Les discussions sont âpres avec Catherine de Médicis qui finit par consentir à donner sa fille, Marguerite de Valois à Henri III de Navarre sous réserve que la princesse reste catholique. Le mariage est célébré le 18 aout 1572, Jeanne était morte d’épuisement en juin, loin de son fils. La paix sera de courte durée car, quelques jours plus tard, aura lieu le massacre de la Saint Barthélémy.
Par cet exposé se détachent les portraits de deux reines, deux femmes qui ont mis par leur talent, leur caractère, la Navarre au premier plan dans l’échiquier politique, et ont donné leur lustre aux cours de Pau et de Nérac. La troisième reine de Navarre, dont on parlera plus particulièrement, aura de sa tante la beauté, l’intelligence, un sens politique certes, mais se trompera souvent de camp, ses choix diplomatiques étant plus sentimentaux.
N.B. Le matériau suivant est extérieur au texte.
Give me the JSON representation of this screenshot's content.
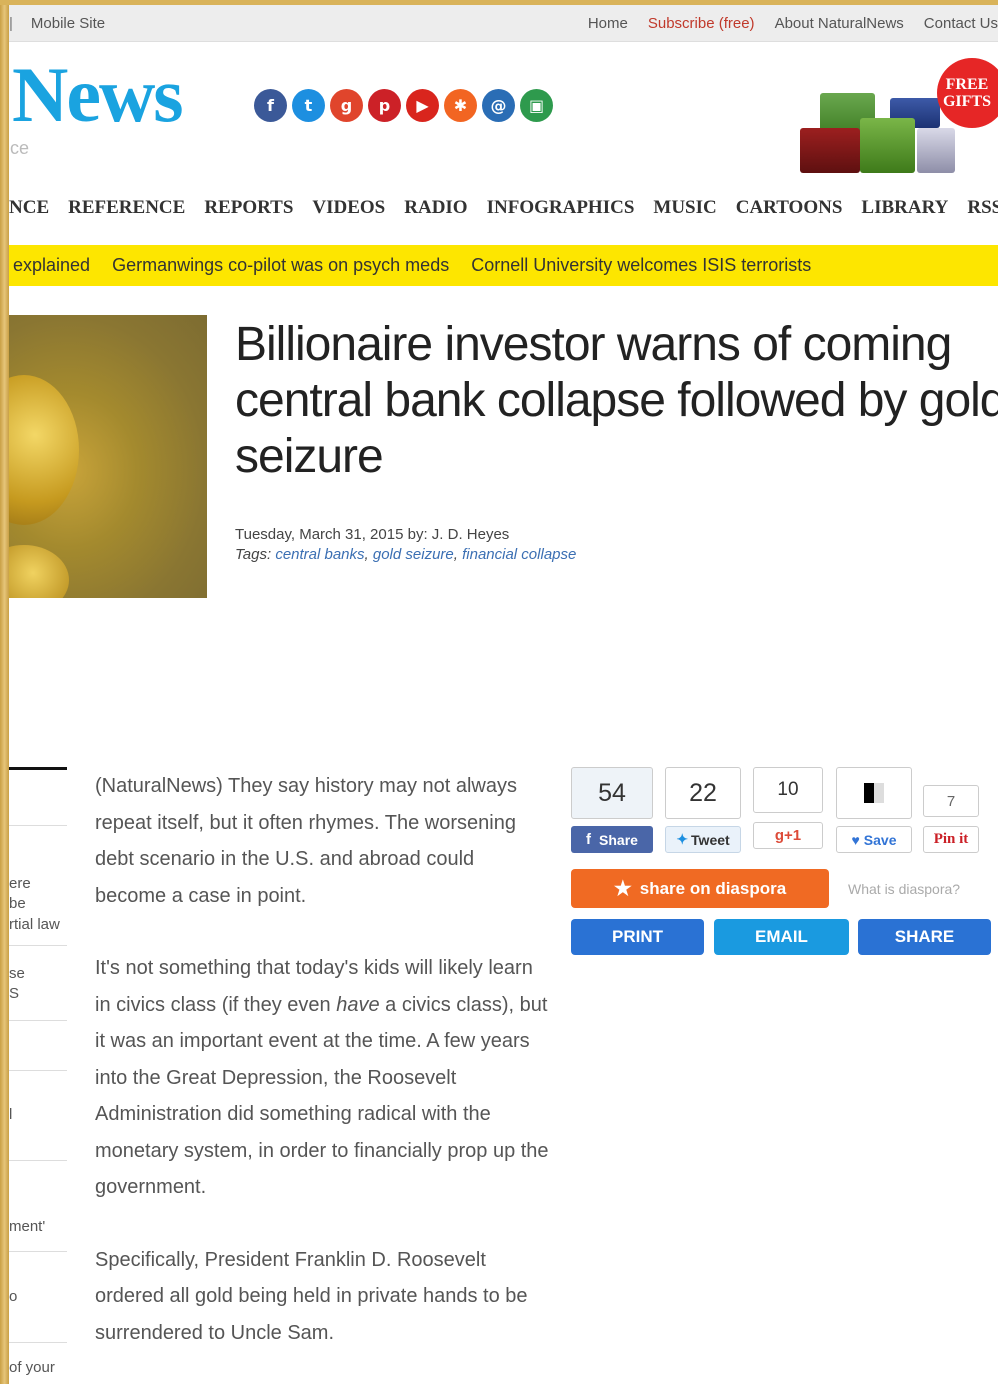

« La Marguerite des Marguerites » dira Ronsard pour la tante, « La perle des Valois » pour Margot. Pourquoi ce nom ? Ronsard écrivant un amusement théâtral pour les enfants de Catherine de Médicis, donna ce nom à la petite Marguerite, la plus jeune de la fratrie. Ce nom lui restera, avec affection pour ses frères mais sans aménité dans sa légende noire.
Cette légende à titre posthume est popularisée par Dumas et Michelet et, plus près de nous par le film de Patrice Chéreau, « La Reine Margot » qui donne un éclairage sulfureux du personnage. Mais cette légende est aussi née du temps de Marguerite de Valois. Son plus farouche détracteur fut Agrippa d’Aubigné à qui on attribue « le divorce satirique ou les amours de la reine Marguerite » écrit en 1607. Ne fait-on pas dire à Charles IX vouloir donner « Sa Margot, non seulement pour femme au roi de Navarre, mais à tous les hérétiques de son royaume ».
Mais qui de Marguerite de Valois à la reine Margot est la vraie Marguerite ? Jean Castarède, dans son ouvrage La triple vie de la reine Margot la définit ainsi : amoureuse, complotiste, écrivaine.
Amoureuse, elle le fut pour chacun de ses amants. Elle s’affiche comme une femme libre, hors de son temps. Elle instaure, à Nérac, une véritable cour d’amour, pas très troubadouresque.
Complotiste, ses choix politiques sont guidés par ses sentiments, qui la conduiront à participer avec son frère préféré François d’Alençon à la conjuration des « Malcontents » en 1574. Ce qui lui vaudra la réclusion au Louvre.
Libérée, elle se lance dans une mission « secrète » au Pays Bas toujours pour son frère François. Puis de Pau à Nérac, de château en château, ses choix politiques la conduiront à Usson ou son frère Henri III l’assigne à résidence pendant 19 ans. Elle se consacre alors à l’écriture. Ecrivaine, elle laisse un ouvrage remarquable, « Les mémoires de Marguerite de Valois », sorte de bestseller de la Renaissance que l’on redécouvre depuis peu. Cette correspondance nous révèle l’intime de Marguerite : « une enfant mal aimée dans une armure de reine » dira Isabelle Adjani qui l’incarna à l’écran.
Maguy Chapot-Blanquet, Docteur en sciences humaines
Texte de la conférence De Marguerite de Valois à la reine Margot par Charlotte de Malet, conférencière des Musées nationaux, donnée le 25 septembre à l’Abbaye de Flaran à l'occasion du 13e colloque Histoire et Cultures en Languedoc.